An iconic cluster of glass behemoths, Canary Wharf is a beacon of London’s financial prowess. Where the sharp suits and sharper brains work, it’s visible — and distinctly recognisable — from most spots along the Thames. However, it has never been known for nurturing its residential community.
In essence, it’s a Monday to Friday place. It passes the pint of milk test — in that milk is readily available from one of five shopping malls. And if you want a meal or a gift, there are more than 200 shops, bars, cafés and restaurants on hand seven days a week. Access to retail and leisure is not the problem here.
It’s just that Londoners who aren’t familiar with the area always refer to the lack of atmosphere — and it does tend to vanish on a Friday night.
So, can a new Crossrail station, twinned with a steady increase in fresh residential developments, inject heart and soul into this hard-nosed financial quarter?
New homes in Canary Wharf
Derelict docklands until the late Eighties, this Tower Hamlets location is first and foremost a business district, packed with 16 million square feet of offices and shops to serve the 100,000 people who work in the area.
Residential development has been something of an afterthought and largely dedicated to meeting the mid-week needs of local workers.
But this is changing. According to Rightmove, average prices for the area hover around £530,000 for a flat — near enough the London average.
Terrace properties cost an average £678,142 with semi-detached homes going for somewhere in the region of £858,400.
Prices in the area are similar to nearby Isle of Dogs at £531,078 and cheaper than Millwall, at £575,119. But the Crossrail route — the Elizabeth or “Lizzie” line — is the game changer.
THE LIZZIE LINE IS ON ITS WAY
The local property market will benefit from the opening of the Canary Wharf Crossrail stop next year, which will take journey times into Liverpool Street down from 22 minutes to just six, while the 33-minute run to Paddington will be slashed to 17, and trains to Heathrow airport will take just 39 minutes instead of the current 55.

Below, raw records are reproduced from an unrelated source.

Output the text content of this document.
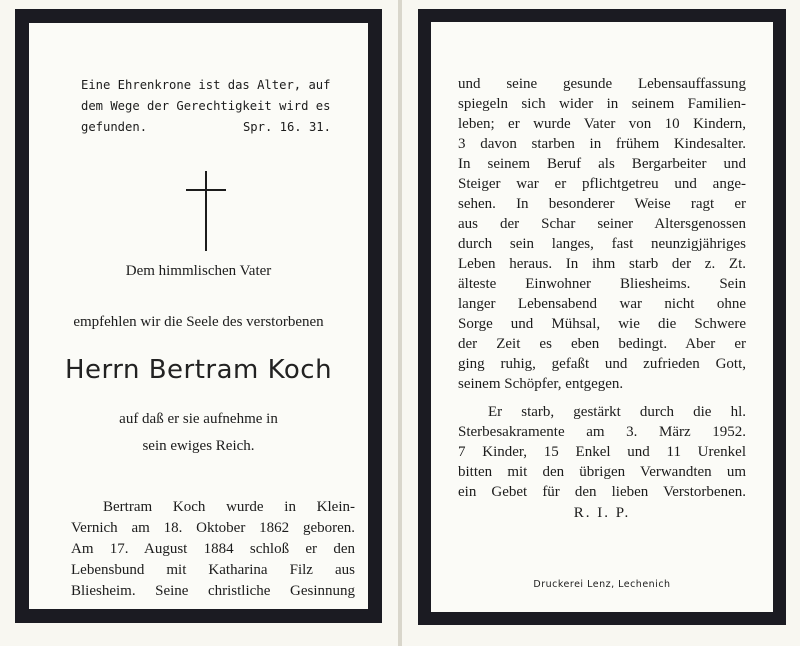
Eine Ehrenkrone ist das Alter, auf
dem Wege der Gerechtigkeit wird es
gefunden.	Spr. 16. 31.
Dem himmlischen Vater
empfehlen wir die Seele des verstorbenen
Herrn Bertram Koch
auf daß er sie aufnehme in
sein ewiges Reich.
Bertram Koch wurde in Klein-
Vernich am 18. Oktober 1862 geboren.
Am 17. August 1884 schloß er den
Lebensbund mit Katharina Filz aus
Bliesheim. Seine christliche Gesinnung
und seine gesunde Lebensauffassung
spiegeln sich wider in seinem Familien-
leben; er wurde Vater von 10 Kindern,
3 davon starben in frühem Kindesalter.
In seinem Beruf als Bergarbeiter und
Steiger war er pflichtgetreu und ange-
sehen. In besonderer Weise ragt er
aus der Schar seiner Altersgenossen
durch sein langes, fast neunzigjähriges
Leben heraus. In ihm starb der z. Zt.
älteste Einwohner Bliesheims. Sein
langer Lebensabend war nicht ohne
Sorge und Mühsal, wie die Schwere
der Zeit es eben bedingt. Aber er
ging ruhig, gefaßt und zufrieden Gott,
seinem Schöpfer, entgegen.
Er starb, gestärkt durch die hl.
Sterbesakramente am 3. März 1952.
7 Kinder, 15 Enkel und 11 Urenkel
bitten mit den übrigen Verwandten um
ein Gebet für den lieben Verstorbenen.
R. I. P.
Druckerei Lenz, Lechenich
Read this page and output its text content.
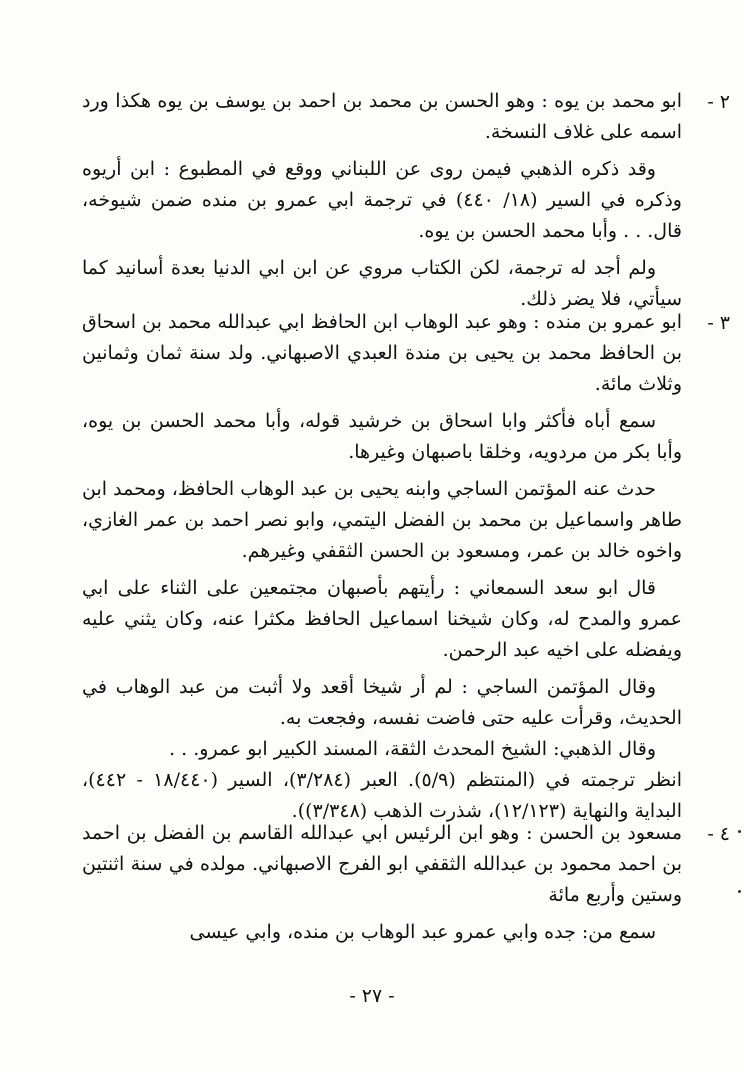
٢ -

ابو محمد بن يوه : وهو الحسن بن محمد بن احمد بن يوسف بن يوه هكذا ورد اسمه على غلاف النسخة.

وقد ذكره الذهبي فيمن روى عن اللبناني ووقع في المطبوع : ابن أريوه وذكره في السير (١٨/ ٤٤٠) في ترجمة ابي عمرو بن منده ضمن شيوخه، قال. . . وأبا محمد الحسن بن يوه.

ولم أجد له ترجمة، لكن الكتاب مروي عن ابن ابي الدنيا بعدة أسانيد كما سيأتي، فلا يضر ذلك.

٣ -

ابو عمرو بن منده : وهو عبد الوهاب ابن الحافظ ابي عبدالله محمد بن اسحاق بن الحافظ محمد بن يحيى بن مندة العبدي الاصبهاني. ولد سنة ثمان وثمانين وثلاث مائة.

سمع أباه فأكثر وابا اسحاق بن خرشيد قوله، وأبا محمد الحسن بن يوه، وأبا بكر من مردويه، وخلقا باصبهان وغيرها.

حدث عنه المؤتمن الساجي وابنه يحيى بن عبد الوهاب الحافظ، ومحمد ابن طاهر واسماعيل بن محمد بن الفضل اليتمي، وابو نصر احمد بن عمر الغازي، واخوه خالد بن عمر، ومسعود بن الحسن الثقفي وغيرهم.

قال ابو سعد السمعاني : رأيتهم بأصبهان مجتمعين على الثناء على ابي عمرو والمدح له، وكان شيخنا اسماعيل الحافظ مكثرا عنه، وكان يثني عليه ويفضله على اخيه عبد الرحمن.

وقال المؤتمن الساجي : لم أر شيخا أقعد ولا أثبت من عبد الوهاب في الحديث، وقرأت عليه حتى فاضت نفسه، وفجعت به.

وقال الذهبي: الشيخ المحدث الثقة، المسند الكبير ابو عمرو. . .

انظر ترجمته في (المنتظم (٥/٩). العبر (٣/٢٨٤)، السير (١٨/٤٤٠ - ٤٤٢)، البداية والنهاية (١٢/١٢٣)، شذرت الذهب (٣/٣٤٨)).

٤ -

مسعود بن الحسن : وهو ابن الرئيس ابي عبدالله القاسم بن الفضل بن احمد بن احمد محمود بن عبدالله الثقفي ابو الفرج الاصبهاني. مولده في سنة اثنتين وستين وأربع مائة

سمع من: جده وابي عمرو عبد الوهاب بن منده، وابي عيسى

- ٢٧ -
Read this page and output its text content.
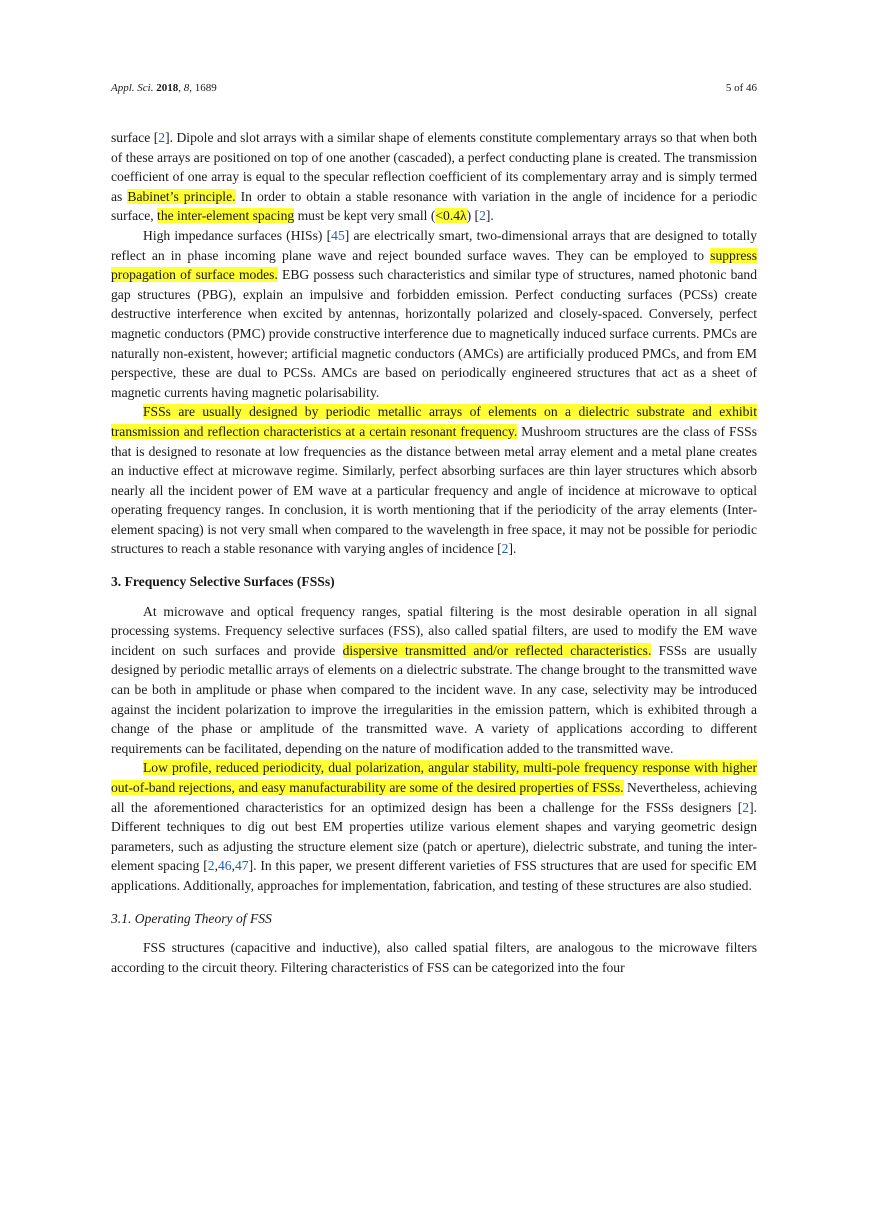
Appl. Sci. 2018, 8, 1689	5 of 46

surface [2]. Dipole and slot arrays with a similar shape of elements constitute complementary arrays so that when both of these arrays are positioned on top of one another (cascaded), a perfect conducting plane is created. The transmission coefficient of one array is equal to the specular reflection coefficient of its complementary array and is simply termed as Babinet’s principle. In order to obtain a stable resonance with variation in the angle of incidence for a periodic surface, the inter-element spacing must be kept very small (<0.4λ) [2].

High impedance surfaces (HISs) [45] are electrically smart, two-dimensional arrays that are designed to totally reflect an in phase incoming plane wave and reject bounded surface waves. They can be employed to suppress propagation of surface modes. EBG possess such characteristics and similar type of structures, named photonic band gap structures (PBG), explain an impulsive and forbidden emission. Perfect conducting surfaces (PCSs) create destructive interference when excited by antennas, horizontally polarized and closely-spaced. Conversely, perfect magnetic conductors (PMC) provide constructive interference due to magnetically induced surface currents. PMCs are naturally non-existent, however; artificial magnetic conductors (AMCs) are artificially produced PMCs, and from EM perspective, these are dual to PCSs. AMCs are based on periodically engineered structures that act as a sheet of magnetic currents having magnetic polarisability.

FSSs are usually designed by periodic metallic arrays of elements on a dielectric substrate and exhibit transmission and reflection characteristics at a certain resonant frequency. Mushroom structures are the class of FSSs that is designed to resonate at low frequencies as the distance between metal array element and a metal plane creates an inductive effect at microwave regime. Similarly, perfect absorbing surfaces are thin layer structures which absorb nearly all the incident power of EM wave at a particular frequency and angle of incidence at microwave to optical operating frequency ranges. In conclusion, it is worth mentioning that if the periodicity of the array elements (Inter-element spacing) is not very small when compared to the wavelength in free space, it may not be possible for periodic structures to reach a stable resonance with varying angles of incidence [2].

3. Frequency Selective Surfaces (FSSs)

At microwave and optical frequency ranges, spatial filtering is the most desirable operation in all signal processing systems. Frequency selective surfaces (FSS), also called spatial filters, are used to modify the EM wave incident on such surfaces and provide dispersive transmitted and/or reflected characteristics. FSSs are usually designed by periodic metallic arrays of elements on a dielectric substrate. The change brought to the transmitted wave can be both in amplitude or phase when compared to the incident wave. In any case, selectivity may be introduced against the incident polarization to improve the irregularities in the emission pattern, which is exhibited through a change of the phase or amplitude of the transmitted wave. A variety of applications according to different requirements can be facilitated, depending on the nature of modification added to the transmitted wave.

Low profile, reduced periodicity, dual polarization, angular stability, multi-pole frequency response with higher out-of-band rejections, and easy manufacturability are some of the desired properties of FSSs. Nevertheless, achieving all the aforementioned characteristics for an optimized design has been a challenge for the FSSs designers [2]. Different techniques to dig out best EM properties utilize various element shapes and varying geometric design parameters, such as adjusting the structure element size (patch or aperture), dielectric substrate, and tuning the inter-element spacing [2,46,47]. In this paper, we present different varieties of FSS structures that are used for specific EM applications. Additionally, approaches for implementation, fabrication, and testing of these structures are also studied.

3.1. Operating Theory of FSS

FSS structures (capacitive and inductive), also called spatial filters, are analogous to the microwave filters according to the circuit theory. Filtering characteristics of FSS can be categorized into the four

Add this to existing transport links including the Jubilee line and the DLR and you are looking at one of the best-connected areas in the capital — but it needs homeowners to give it a real sense of community.
The issue of injecting life at weekends is being addressed. A calendar of events with a weekend focus is helping to provide some interest for local residents and is also drawing in a crowd from beyond the area.
Community groups are curating more on-site artwork and exhibitions, and with the Museum of London Docklands, community activities at Crossrail Place Roof Garden above the new Canary Wharf Crossrail station, an ice skating rink in winter and open-air events and food markets in summer, that all-important weekend buzz is certainly heading in the right direction.
WHAT’S FOR SALE?
As for new-build homes, at one end of the spectrum you have One Park Drive, a 58-storey tower by Tate Modern Switch House architects Herzog & de Meuron. Prices start from £575,000 for a studio, £750,000 for a one-bedroom flat, just over £1 million for a two-bedroom flat and £1.6 million for a three-bedroom flat.
Prices at the South Quay Plaza scheme by Berkeley Homes start at £770,000. At Manhattan Plaza and Horizons, both by Telford Homes, prices start at £699,750 for a two-bedroom flat and £1.4 million for a penthouse respectively.
Mount Anvil’s last remaining apartment at Dollar Bay is a penthouse, at £3.5 million.
Prices at Lansbury Square, a Bellway Homes scheme, start from £387,995 for a one-bedroom apartment and £494,995 for a two-bedroom flat. Bellway’s two-bedroom flats at its Dockside scheme start at £769,995.
I LOVE IT HERE. I FEEL VERY SAFE AND THE TRANSPORT’S PERFECT
Priya Narayan reserved her flat at Dockside, by Bellway Homes, at one of the developer’s Help to Buy events and also won an interior design and furniture package worth £20,000.
The 29-year-old risk manager had been renting a room in a two-bedroom flat in Turnberry Quay near Canary Wharf, and had been looking for a new home for three years.
“When I first started looking I was disappointed with the types of second-hand homes that were affordable to me and the locations they were in. But finding Dockside and using Help to Buy was a great opportunity,” she says. “I had missed out on two previous properties so as soon as the homes at Dockside were available, I had to have one.”
She reserved her seventh-floor apartment, worth £420,000, and moved in this summer: “I love Dockside. It is close to Canary Wharf and the water. I feel very safe in the area and I am really close to the DLR, which is perfect for me.
“The Crossrail station at Canary Wharf will bring lots of benefits.
“Property prices close to a Crossrail station are set to rise and by the time it arrives I am hoping to have paid off my government loan portion.
“Crossrail will bring more shops and restaurants and community to the area, which is great for weekends.
“I am looking forward to a faster link to Heathrow — I am sure this will take strain off the roads, too. Getting from east to west London is quite insane with the traffic, so Crossrail will only improve connectivity to the area and where I live.”